Prerequisites

The substrate-and-monitor architecture

SDC inverts the standard governance assumption. Most governance frameworks observe outputs after the fact, classify them post-hoc, and call the classification governance. SDC puts the constraint in the data: the boundaries and semantics travel with the data the model is reading from, so the constrained output is the only output in the distribution.

The audit is what makes the substrate visible. Receipts are the record of governance happening, not governance being applied after the fact.

The two component layers

An SDC instance composed for governance has two component layers, not one. Pilots that miss this distinction usually model the first layer well and then wonder what the audit is supposed to observe.

• Domain data components: what your records are. People, organizations, encounters, claims, filings, transactions. Sourced from NIEM, FHIR, NIH CDE, or the Default library, depending on your vertical.
• ProvGov components: what makes those records governable. Workflow states, provenance, attestation, party and role, decision-table inputs and outcomes, retention, validation hashes, and access-control tags. Each family is anchored to a public standard: W3C PROV-O, W3C Verifiable Credentials 2.0, W3C SCXML, W3C DPV, OMG DMN.

The audit observes the second layer running over the first. Without ProvGov components in the model, there is nothing standards-anchored for sdcgovernance to evaluate against and no tamper-evident chain for the validator to confirm. The next page covers both component layers in detail.

What you actually need before the audit starts

• One decision flow you want to observe. Pick the one where governance evidence matters most: a regulated approval path, a financial decision, a clinical recommendation, a procurement gate.
• Validated SDC4 instances flowing through that decision flow, composed from both component layers above. The next two pages of this guide cover how to produce them in a day or two.
• A DMN decision table that mirrors the rules the flow already follows. The table reads from the ProvGov layer (risk score, classification, actor role, attestation status, retention class). Authoring it is part of the setup and stays short for most pilots.
• An SDCStudio account with a small wallet balance funded. Most pilot projects spend less than $20 across the full audit period.
• sdcgovernance installed: pip install sdcgovernance. Apache 2.0, on PyPI.

The SDC Reference Model (SDCRM)

SDCRM is the canonical specification all SDC libraries implement against. It defines the structure, semantics, and validation rules that an SDC instance must satisfy. When this guide says "SDC instance," it means a structured payload conformant to SDCRM.

You do not need to read SDCRM cover-to-cover to run a pilot. The agents and the public component libraries handle conformance for you. SDCRM matters when you want to verify that the substrate is what you think it is, or when you want to extend a public component for a domain-specific use case.

Why "no SDC, no audit"

sdcgovernance evaluates DMN decision tables against SDC instances and reads governance evidence from the ProvGov layer inside those instances. Every Receipt it produces references instance_id and instance_version, plus the provenance activity, attestation, party, and entity-state hashes the ProvGov components carry. Without SDC instances composed from both layers, there is no substrate to observe and no Receipts to generate.

This is the part most governance vendor pitches skip past. They promise governance over arbitrary data, then deliver post-hoc classification of arbitrary data. SDC requires the substrate first. The good news is that the substrate setup is now genuinely small: pick domain components from one library, layer ProvGov components on top, validate.

Wallet funding and operating cost

SDCStudio uses a wallet-funded account model. The agents call out to SDCStudio APIs as they introspect, map, validate, and generate against the public component libraries. Those calls draw down the wallet.

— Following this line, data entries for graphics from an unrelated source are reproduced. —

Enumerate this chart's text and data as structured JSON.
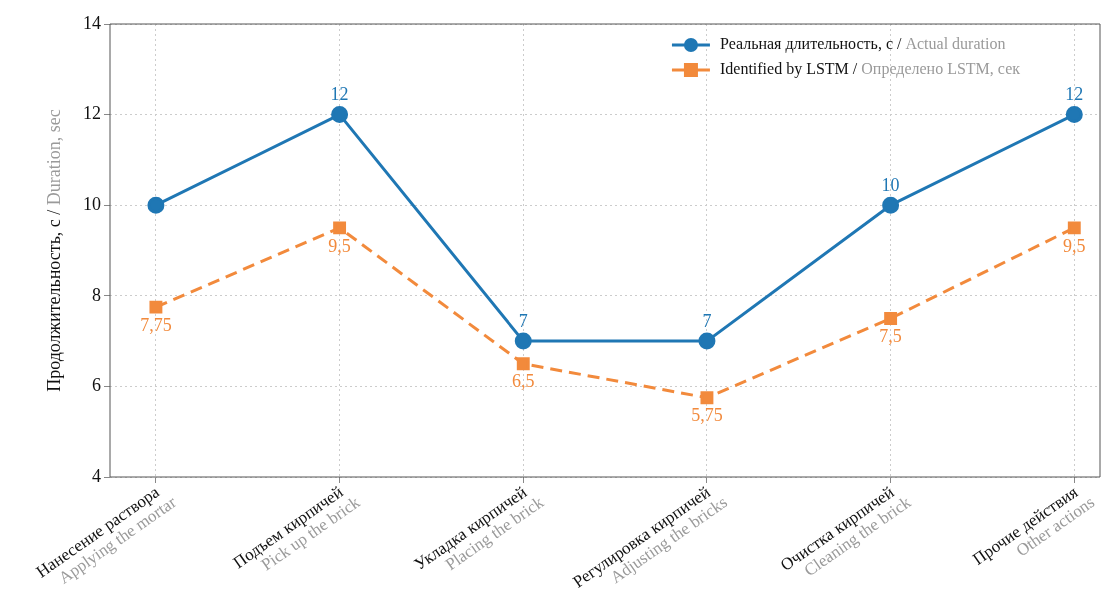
{
  "chart_data": {
    "type": "line",
    "ylabel": "Продолжительность, с / Duration, sec",
    "categories": [
      "Нанесение раствора\nApplying the mortar",
      "Подъем кирпичей\nPick up the brick",
      "Укладка кирпичей\nPlacing the brick",
      "Регулировка кирпичей\nAdjusting the bricks",
      "Очистка кирпичей\nCleaning the brick",
      "Прочие действия\nOther actions"
    ],
    "series": [
      {
        "name": "Реальная длительность, с / Actual duration",
        "color": "#1f77b4",
        "values": [
          10,
          12,
          7,
          7,
          10,
          12
        ],
        "marker": "circle",
        "line_style": "solid",
        "value_labels": [
          null,
          "12",
          "7",
          "7",
          "10",
          "12"
        ]
      },
      {
        "name": "Identified by LSTM / Определено LSTM, сек",
        "color": "#f28a3c",
        "values": [
          7.75,
          9.5,
          6.5,
          5.75,
          7.5,
          9.5
        ],
        "marker": "square",
        "line_style": "dashed",
        "value_labels": [
          "7,75",
          "9,5",
          "6,5",
          "5,75",
          "7,5",
          "9,5"
        ]
      }
    ],
    "ylim": [
      4,
      14
    ],
    "yticks": [
      4,
      6,
      8,
      10,
      12,
      14
    ],
    "grid": true,
    "legend": "top right"
  }
}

Most pilot projects spend less than $20 across the full audit period. Same procurement bucket as a small SaaS trial. Fund the wallet before pointing the agents at your data sources so the introspection step does not stall mid-run.

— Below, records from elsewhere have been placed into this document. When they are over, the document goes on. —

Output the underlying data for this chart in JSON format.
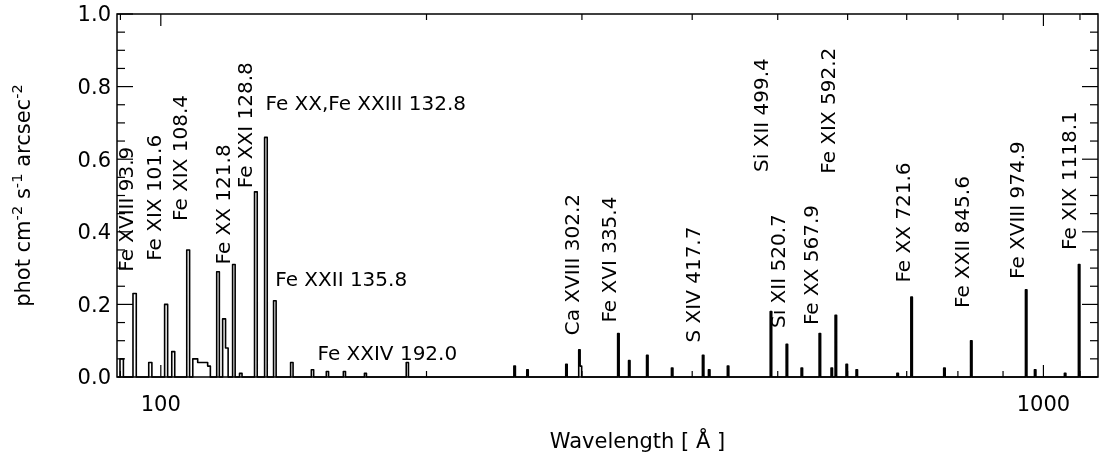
{
  "chart_data": {
    "type": "step",
    "xlabel": "Wavelength [ Å ]",
    "ylabel": "phot cm$^{-2}$ s$^{-1}$ arcsec$^{-2}$",
    "log": "x",
    "grid": false,
    "xlim": [
      89.2,
      1153
    ],
    "xticks": [
      {
        "value": 90,
        "label": null
      },
      100,
      {
        "value": 200,
        "label": null
      },
      {
        "value": 300,
        "label": null
      },
      {
        "value": 400,
        "label": null
      },
      {
        "value": 500,
        "label": null
      },
      {
        "value": 600,
        "label": null
      },
      {
        "value": 700,
        "label": null
      },
      {
        "value": 800,
        "label": null
      },
      {
        "value": 900,
        "label": null
      },
      1000,
      {
        "value": 1100,
        "label": null
      }
    ],
    "ylim": [
      0,
      1
    ],
    "yticks": [
      {
        "value": 0,
        "label": "0.0"
      },
      {
        "value": 0.05,
        "label": null
      },
      {
        "value": 0.1,
        "label": null
      },
      {
        "value": 0.15,
        "label": null
      },
      {
        "value": 0.2,
        "label": "0.2"
      },
      {
        "value": 0.25,
        "label": null
      },
      {
        "value": 0.3,
        "label": null
      },
      {
        "value": 0.35,
        "label": null
      },
      {
        "value": 0.4,
        "label": "0.4"
      },
      {
        "value": 0.45,
        "label": null
      },
      {
        "value": 0.5,
        "label": null
      },
      {
        "value": 0.55,
        "label": null
      },
      {
        "value": 0.6,
        "label": "0.6"
      },
      {
        "value": 0.65,
        "label": null
      },
      {
        "value": 0.7,
        "label": null
      },
      {
        "value": 0.75,
        "label": null
      },
      {
        "value": 0.8,
        "label": "0.8"
      },
      {
        "value": 0.85,
        "label": null
      },
      {
        "value": 0.9,
        "label": null
      },
      {
        "value": 0.95,
        "label": null
      },
      {
        "value": 1,
        "label": "1.0"
      }
    ],
    "series": [
      {
        "color": "#000000",
        "x": [
          89.5,
          89.9,
          90.7,
          93.0,
          93.8,
          96.9,
          97.7,
          101.0,
          101.8,
          102.9,
          103.7,
          107.0,
          107.8,
          108.7,
          110.1,
          111.8,
          113.0,
          113.8,
          115.7,
          116.5,
          117.5,
          118.4,
          119.2,
          120.6,
          121.4,
          122.8,
          123.6,
          127.7,
          128.6,
          131.1,
          132.0,
          134.2,
          135.1,
          140.3,
          141.2,
          148.1,
          149.0,
          154.0,
          154.9,
          161.0,
          161.9,
          170.1,
          171.0,
          189.7,
          190.8,
          251.2,
          252.2,
          259.8,
          260.8,
          287.6,
          288.7,
          297.5,
          298.6,
          299.8,
          329.3,
          330.6,
          338.8,
          340.1,
          355.1,
          356.5,
          378.9,
          380.4,
          410.8,
          412.4,
          417.3,
          419.0,
          438.4,
          440.1,
          490.3,
          492.2,
          511.1,
          513.1,
          531.4,
          533.5,
          557.0,
          559.2,
          574.6,
          576.8,
          580.7,
          583.0,
          597.5,
          599.8,
          613.3,
          615.7,
          682.3,
          685.0,
          707.6,
          710.4,
          770.9,
          773.9,
          826.9,
          830.1,
          954.2,
          957.9,
          976.8,
          980.6,
          1056.2,
          1060.3,
          1095.5,
          1099.8,
          1150
        ],
        "values": [
          0,
          0.05,
          0,
          0.23,
          0,
          0.04,
          0,
          0.2,
          0,
          0.07,
          0,
          0.35,
          0,
          0.05,
          0.04,
          0.04,
          0.03,
          0,
          0.29,
          0,
          0.16,
          0.08,
          0,
          0.31,
          0,
          0.01,
          0,
          0.51,
          0,
          0.66,
          0,
          0.21,
          0,
          0.04,
          0,
          0.02,
          0,
          0.015,
          0,
          0.015,
          0,
          0.01,
          0,
          0.04,
          0,
          0.03,
          0,
          0.02,
          0,
          0.035,
          0,
          0.075,
          0.03,
          0,
          0.12,
          0,
          0.045,
          0,
          0.06,
          0,
          0.025,
          0,
          0.06,
          0,
          0.02,
          0,
          0.03,
          0,
          0.18,
          0,
          0.09,
          0,
          0.025,
          0,
          0.12,
          0,
          0.025,
          0,
          0.17,
          0,
          0.035,
          0,
          0.02,
          0,
          0.01,
          0,
          0.22,
          0,
          0.025,
          0,
          0.1,
          0,
          0.24,
          0,
          0.02,
          0,
          0.01,
          0,
          0.31,
          0,
          0
        ]
      }
    ],
    "annotations": [
      "Fe XVIII 93.9",
      "Fe XIX 101.6",
      "Fe XIX 108.4",
      "Fe XX 121.8",
      "Fe XXI 128.8",
      "Fe XX,Fe XXIII 132.8",
      "Fe XXII 135.8",
      "Fe XXIV 192.0",
      "Ca XVIII 302.2",
      "Fe XVI 335.4",
      "S XIV 417.7",
      "Si XII 499.4",
      "Si XII 520.7",
      "Fe XX 567.9",
      "Fe XIX 592.2",
      "Fe XX 721.6",
      "Fe XXII 845.6",
      "Fe XVIII 974.9",
      "Fe XIX 1118.1"
    ]
  }
}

What the wallet ultimately buys is a downloadable artifact set: the composed data model, a template SDC4 instance, and an Apache 2.0 app stack scaffolded for the stack profile you pick. FOSS profile: Apache Jena/Fuseki + PostgreSQL. Enterprise profile: Graphwise GraphDB + SirixDB + Keycloak. Or both.

After the on-ramp completes, those artifacts are yours, deployable on your own hardware with no further SDCStudio dependency. Every later app you generate imports into the original stack, so the portfolio grows into one shared substrate runtime instead of replicating infrastructure per pilot.